Il s’est dit très inquiet pour sa sécurité et celle de ses proches : « Les multiples formes de persécution d’Israël à mon encontre depuis cinq ans ont évidemment des conséquences sur mes proches. Nous ne pouvons pas prévoir de simples réunions de famille et ma fille aînée a peur que je ne puisse pas me rendre à son mariage. »

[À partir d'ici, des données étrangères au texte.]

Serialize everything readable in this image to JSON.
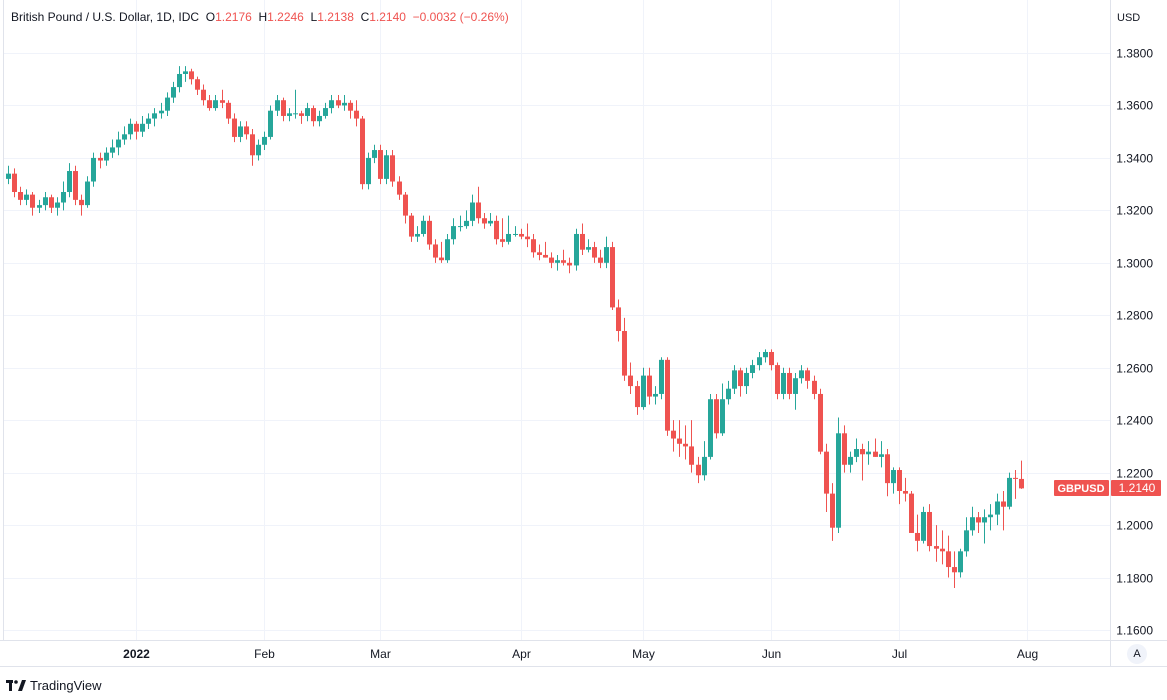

Les autorités israéliennes utilisent toute une série de mesures, notamment des détentions, des restrictions de la liberté de circuler, du harcèlement judiciaire et des campagnes d’incitation, tant en Israël que dans les territoires palestiniens occupés (TPO), contre des militants, y compris des défenseurs des droits humains, qui critiquent l’occupation militaire prolongée par Israël. En 2017, elles ont modifié la Loi relative à l’entrée en Israël, qui interdit l’entrée en Israël et dans les TPO à toute personne soutenant ou travaillant pour une organisation encourageant un boycott d’Israël ou des entités israéliennes, notamment des colonies. En appliquant ces dispositions, elles ont refusé l’entrée à des défenseurs des droits humains, des avocats, des étudiants et des médecins.
Les autorités israéliennes ont l’obligation de respecter les droits humains, y compris la liberté d’opinion et d’expression, sans discrimination. Elles doivent cesser de persécuter Omar Barghouti, faire respecter son droit de circuler librement et mettre un terme à toute action visant à annuler sa résidence permanente en Israël.